DAE Ups the Master’s Ante
For the last five years, the Master’s course at the Design Academy Eindhoven has been two-pronged. Students could either join the IM (Conceptual Design in Context) department or the Man and Humanity department.
But when Satyendra Pakhale unexpectedly quit his post as head of the Man and Humanity department last September, students were left in the lurch. Rather than replace him, the school instead capitalized on its loss by completely overhauling the entire Master’s programme.
Gijs Bakker was asked to take the lead. He made the decision to create three research programmes within the Master’s course so it better correlated with the eight Bachelor’s programmes.
The course formerly known as IM was renamed Contextual Design with a focus on the connection between people and products, or objects and their environments. “The focus in our department is on investigating the cultural and historical meanings attached to materials, techniques and shapes, and how people deal with that,” explains Louise Schouwenberg who is head of the programme as well as a Lector in Design Theory.
Social Design (formerly Man and Humanity) now has Jan Boelen at the helm. “The Man and Humanity department never really worked,” says Schouwenberg. “It suffered from too many heads and no clear focus.”
Boelen’s plan is to rectify that. The focus will be on socially relevant projects. Whereas Contextual Design deals with cultural phenomena related to art and architecture, Social Design always starts with a social agenda. Issues concerning the environment, for example, and how to rescue craft culture are addressed.
The third programme is Information Design and will focus on new technologies. Headed up by Joost Grootens, Information Design will deal with the over-abundance of information and how designers can play a role in that by mapping and understanding an increasingly complex world.

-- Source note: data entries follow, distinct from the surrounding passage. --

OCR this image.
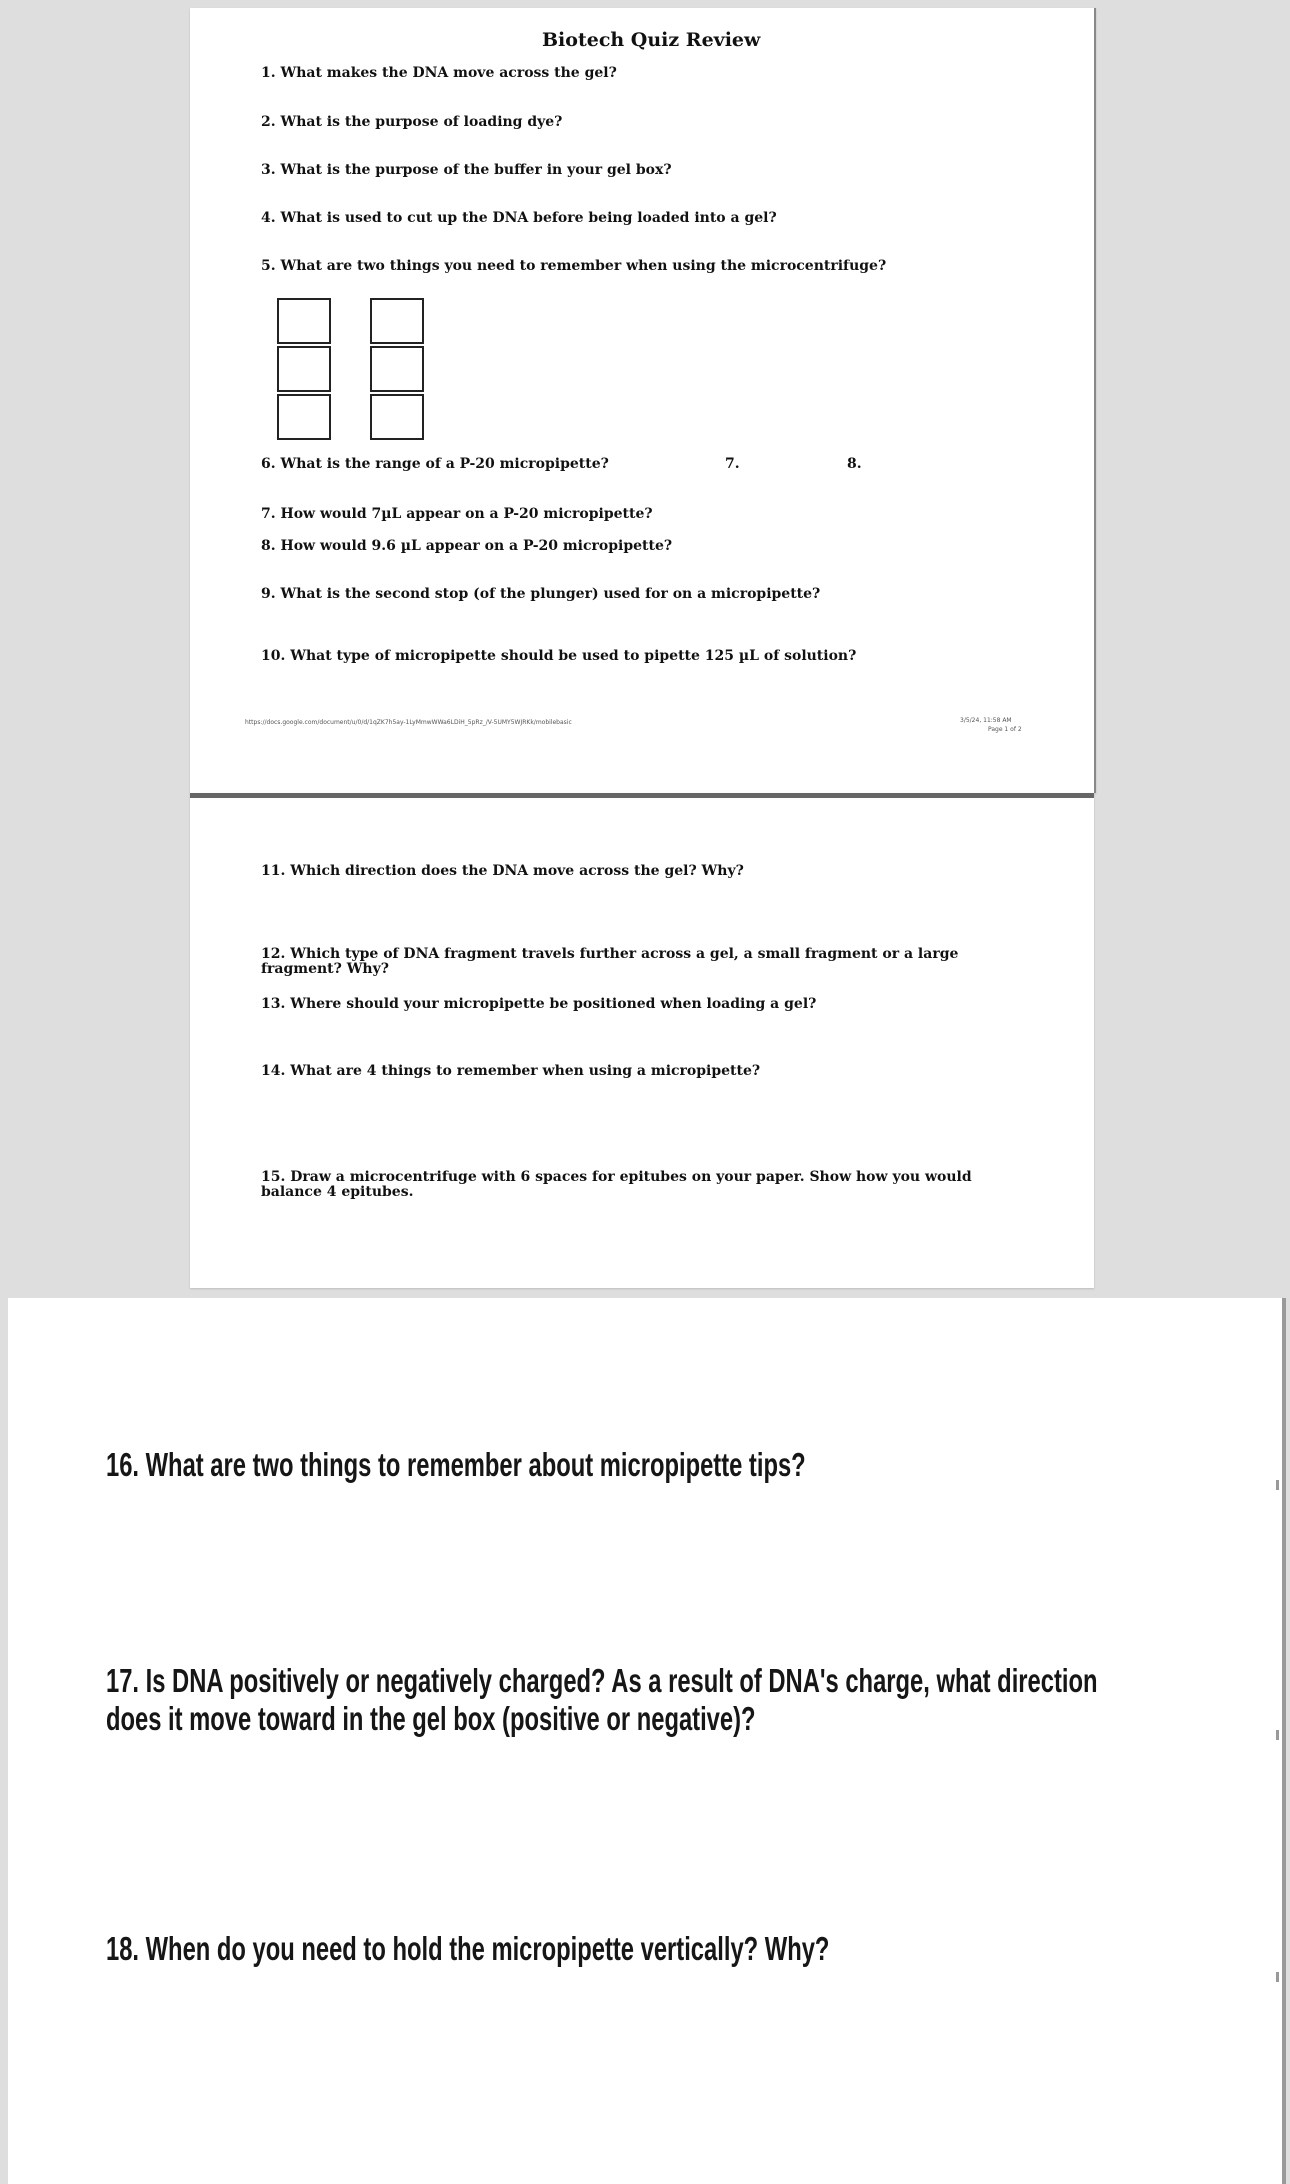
Biotech Quiz Review
1. What makes the DNA move across the gel?
2. What is the purpose of loading dye?
3. What is the purpose of the buffer in your gel box?
4. What is used to cut up the DNA before being loaded into a gel?
5. What are two things you need to remember when using the microcentrifuge?
6. What is the range of a P-20 micropipette?	7.	8.
7. How would 7µL appear on a P-20 micropipette?
8. How would 9.6 µL appear on a P-20 micropipette?
9. What is the second stop (of the plunger) used for on a micropipette?
10. What type of micropipette should be used to pipette 125 µL of solution?
https://docs.google.com/document/u/0/d/1qZK7h5ay-1LyMmwWWa6LDiH_5pRz_/V-5UMY5WJRKk/mobilebasic	3/5/24, 11:58 AM
Page 1 of 2
11. Which direction does the DNA move across the gel? Why?
12. Which type of DNA fragment travels further across a gel, a small fragment or a large fragment? Why?
13. Where should your micropipette be positioned when loading a gel?
14. What are 4 things to remember when using a micropipette?
15. Draw a microcentrifuge with 6 spaces for epitubes on your paper. Show how you would balance 4 epitubes.
16. What are two things to remember about micropipette tips?
17. Is DNA positively or negatively charged? As a result of DNA's charge, what direction does it move toward in the gel box (positive or negative)?
18. When do you need to hold the micropipette vertically? Why?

“This new department was really the missing link,” says Schouwenberg. “Information design is not graphic design or communication design, and is an area where so much is happening. Design Academy hadn’t really dealt with it until now.”
From a practical and communicative perspective Schouwenberg is now busy discussing with her colleagues how best to exhibit the work of Master’s students, which consists mainly of research. “Our focus is on researching themes – we are somewhere between science, art, architecture and design” she says. “In the last twenty years, due to the media, people have become accustomed to the idea that design has to be iconic or come across well in a photograph to be valid. Now we have moved into an era where objects are not always the point, and it is up to us to better communicate that to the public.”
Selected Master’s projects from the DAE will be exhibited in Milan this April.
The Design Academy Eindhoven accepts around one fourth of applicants and has the luxury of being critical and selective. The majority of applicants consist of foreign students who are eager to learn about the Dutch approach to design. In the future more Dutch students with a Bachelor’s degree will enter the programme, due to the implementation of the BaMa structure.
The government is now penalizing both students and schools if students take longer than the official four years to complete a Bachelor’s course. “These kinds of governmental decisions don’t seem to care much for quality,” says Schouwenberg. “Internationally, DAE has proven to be a very good school with a fantastic output. Forcing the school to limit the time students spend here, will surely not lead to better results. In the long run, the problem will be resolved when talented Bachelor’s students continue their studies in a Master’s course, here or somewhere else. A Master’s degree does not yet ring a bell for most Dutch design students. In the rest of the world it does.”